Although the DeadAGI is executed it doesn't play the " please enter your pin number"

Below is the difference between when i call 7777# from my ata extension and the toll free number above.

a2billing.php: line:490 get_agi_request_parameter = 5555 ; SIP/5555-b780bda0 ; 1167208614.236 ; ; s
a2billing.php: line:138 - [ANSWER CALL]
a2billing.php: line:1593 - Requesting DTMF ::> Len-10
-- Playing 'prepaid-enter-pin-number' (language 'en')

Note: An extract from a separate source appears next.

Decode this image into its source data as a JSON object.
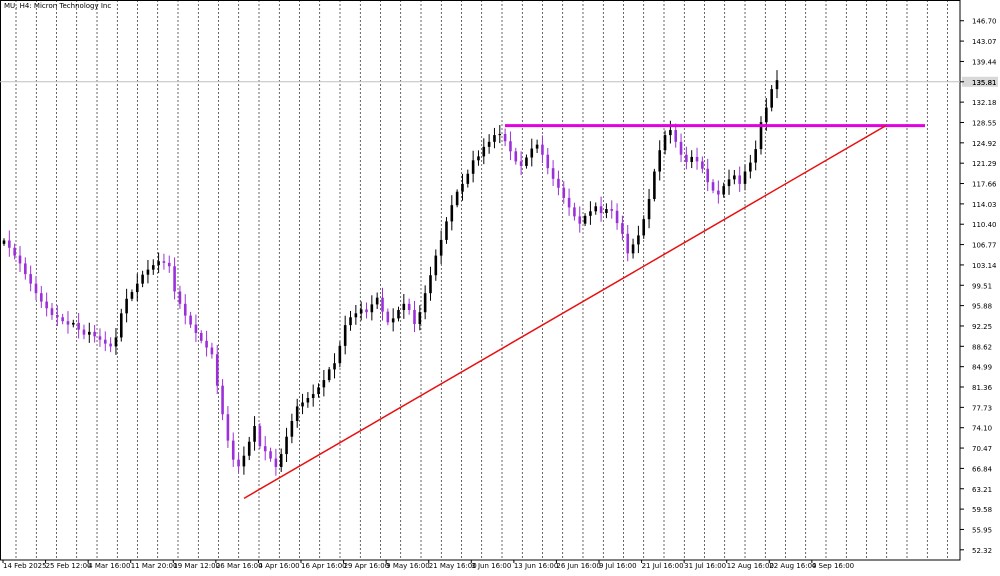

Does anyone know how to resolve this issue ? i would appreciate any help i can get in this matter.


----------



## jtrachsel (Jan 11, 2007)

Did you find a solution since you've posted this message?
I have the same problem and can't figure out how to solve it.
Thanks


----------



## blackeart (Dec 27, 2006)

Actually i had someone look at it and it turned out primarily to be a codec issue and g729 codec needed to be loaded . Although it seemed that it was already there.


----------



## jtrachsel (Jan 11, 2007)

Thks, I will have a check at this codec. 
Another question if I can 
What settings did you use for you phones? I mean, do you use the authentication name set in Asterisk (FreePBX), or do you set the calling card number and secret password as it is mentionned on the a2billing console?


----------